On every tour from early 1972 onward, Pink Floyd augmented their four-piece lineup with other musicians: vocals; sax; second guitar; on The Wall shows, a whole set of doppelgangers. But The Machine performs without extras. Doing so, admitted Pascarell, is “a humongous challenge. It’s a constant challenge. We’re always evaluating things, maybe changing this sound…”
Todd interjected, “Scott is playing guitar parts on the keyboard. Joe is playing two guitar parts at once. One of us is using his feet to play a part…” Pascarell added, “It started out, it was just the four of us. But as things went along, we took it as a sign of pride, that hey, we can do this with just four guys.” Still, he admitted that “there are a few songs we haven’t done,” like “One Slip” from A Momentary Laspe of Reason, “because they simply can’t be done with four guys.” They do sample sound effects, but don’t use any sequencing or tapes to round out their onstage presentation.
So much of the Pink Floyd live legend is based on their live shows, and there’s a hardcore collector community that chases down every extant live bootleg of the band. The Machine turns to these recording for inspiration as well. “As a matter of fact,” admitted Pascarell, “I brought one with me on this tour. I have the demos of The Wall [titled Under Construction]. Some fan gave it to me, and we’re gonna listen to that. Growing up, all I listened to was bootlegs. You can learn a lot about the songs by hearing how they evolved, I think.” The group’s 1970-71 era includes music that is among the best-loved by many of those hardcore fans. Like the guys in The Machine: “On those bootlegs, when they were playing ‘Echoes,’ and “‘Fat Old Sun’, I think that’s some of the element that this band brings to the music,” said Pascarell. There’s a rawness to the ’71 Floyd shows, and The Machine tries to bring that lack of slickness to all of the repertoire, regardless of when it was originally recorded.
The band places a high value on giving their audiences an experience to remember. They ended our interview by posing a question to me: “What song do you want to hear tonight?” I put in a request for the relatively-unknown 1972 cut “Obscured by Clouds / When You’re In.” They looked at each other and smiled, and Pascarell promised, “We’ll try it during sound check and see how it goes.” I don’t believe they’d ever performed it in front of an audience before. Then at the show, keyboard player Scott Chasolen approached me right before the quartet took the stage, and solicited yet another request. Flummoxed, I came up with “Wot’s…Uh The Deal.” They graciously played both in a rousing, nearly three-hour show that covered selections from Obscured By Clouds, Meddle, Dark Side of the Moon, Wish You Were Here, Animals, The Wall, A Momentary Lapse of Reason, and The Division Bell.

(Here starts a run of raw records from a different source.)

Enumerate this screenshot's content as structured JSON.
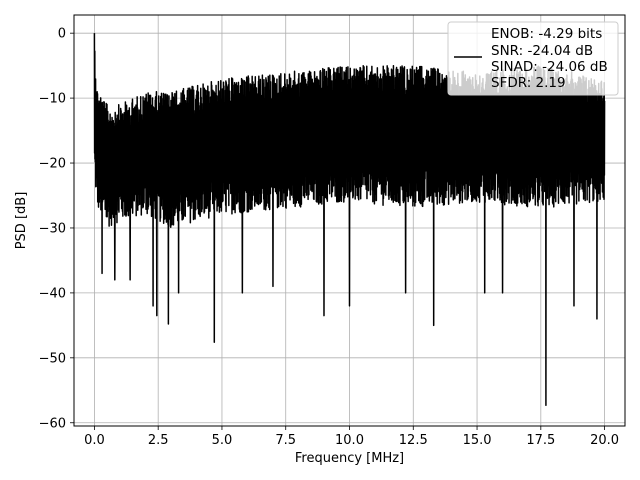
{
  "chart_data": {
    "type": "line",
    "title": "",
    "xlabel": "Frequency [MHz]",
    "ylabel": "PSD [dB]",
    "xlim": [
      -0.8,
      20.8
    ],
    "ylim": [
      -60.5,
      2.8
    ],
    "x_ticks": [
      0.0,
      2.5,
      5.0,
      7.5,
      10.0,
      12.5,
      15.0,
      17.5,
      20.0
    ],
    "x_tick_labels": [
      "0.0",
      "2.5",
      "5.0",
      "7.5",
      "10.0",
      "12.5",
      "15.0",
      "17.5",
      "20.0"
    ],
    "y_ticks": [
      0,
      -10,
      -20,
      -30,
      -40,
      -50,
      -60
    ],
    "y_tick_labels": [
      "0",
      "−10",
      "−20",
      "−30",
      "−40",
      "−50",
      "−60"
    ],
    "grid": true,
    "legend_position": "top-right",
    "legend_lines": [
      "ENOB: -4.29 bits",
      "SNR: -24.04 dB",
      "SINAD: -24.06 dB",
      "SFDR: 2.19"
    ],
    "series": [
      {
        "color": "#000000",
        "x_range": [
          0.0,
          20.0
        ],
        "peak": {
          "x": 0.0,
          "y": 0
        },
        "envelope_x": [
          0.0,
          0.1,
          0.5,
          1.0,
          2.0,
          3.0,
          4.0,
          5.0,
          7.5,
          10.0,
          12.5,
          15.0,
          17.5,
          20.0
        ],
        "envelope_upper": [
          0,
          -8,
          -11,
          -11,
          -9,
          -9,
          -8,
          -7,
          -6,
          -5,
          -5,
          -6,
          -5,
          -7
        ],
        "envelope_lower": [
          -22,
          -27,
          -30,
          -29,
          -28,
          -30,
          -29,
          -28,
          -27,
          -26,
          -27,
          -26,
          -27,
          -26
        ],
        "deep_nulls": [
          {
            "x": 0.3,
            "y": -37
          },
          {
            "x": 0.8,
            "y": -38
          },
          {
            "x": 1.4,
            "y": -38
          },
          {
            "x": 2.3,
            "y": -42
          },
          {
            "x": 2.45,
            "y": -43.5
          },
          {
            "x": 2.9,
            "y": -44.8
          },
          {
            "x": 3.3,
            "y": -40
          },
          {
            "x": 4.7,
            "y": -47.6
          },
          {
            "x": 5.8,
            "y": -40
          },
          {
            "x": 7.0,
            "y": -39
          },
          {
            "x": 9.0,
            "y": -43.5
          },
          {
            "x": 10.0,
            "y": -42
          },
          {
            "x": 12.2,
            "y": -40
          },
          {
            "x": 13.3,
            "y": -45
          },
          {
            "x": 15.3,
            "y": -40
          },
          {
            "x": 16.0,
            "y": -40
          },
          {
            "x": 17.7,
            "y": -57.3
          },
          {
            "x": 18.8,
            "y": -42
          },
          {
            "x": 19.7,
            "y": -44
          }
        ]
      }
    ]
  }
}
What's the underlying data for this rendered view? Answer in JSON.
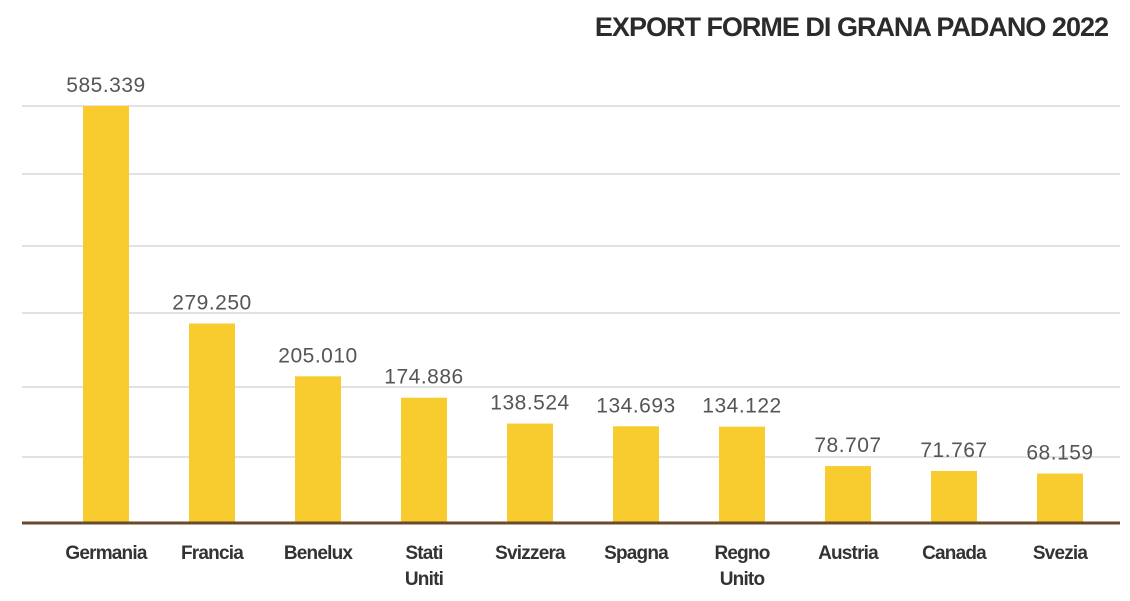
{
  "chart_data": {
    "type": "bar",
    "title": "EXPORT FORME DI GRANA PADANO 2022",
    "categories": [
      "Germania",
      "Francia",
      "Benelux",
      "Stati\nUniti",
      "Svizzera",
      "Spagna",
      "Regno\nUnito",
      "Austria",
      "Canada",
      "Svezia"
    ],
    "values": [
      585339,
      279250,
      205010,
      174886,
      138524,
      134693,
      134122,
      78707,
      71767,
      68159
    ],
    "value_labels": [
      "585.339",
      "279.250",
      "205.010",
      "174.886",
      "138.524",
      "134.693",
      "134.122",
      "78.707",
      "71.767",
      "68.159"
    ],
    "color": "#f8cb2e",
    "ylim": [
      0,
      600000
    ]
  }
}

Asked to comment on the popularity of the many tribute bands plying their trade, Pascarell demurred. “I would feel uncomfortable doing that. But I know that in the case of this band, I hope it’s because we’re good at it, and because the music is quality music. And it seems to me — I’m 47 — that the amount of quality music that’s around becomes less and less over time. I think that every generation discovers this music, and they want to hear it performed.”
There’s a definite commercial appeal to what The Machine does, and it extends beyond merely pleasing older fans who want to hear the music of their salad days re-created. The audiences are wide-ranging in age; not just a bunch of forty- and fifty-something guys. “We wouldn’t be doing it if that were the case,” laughed Pascarell.”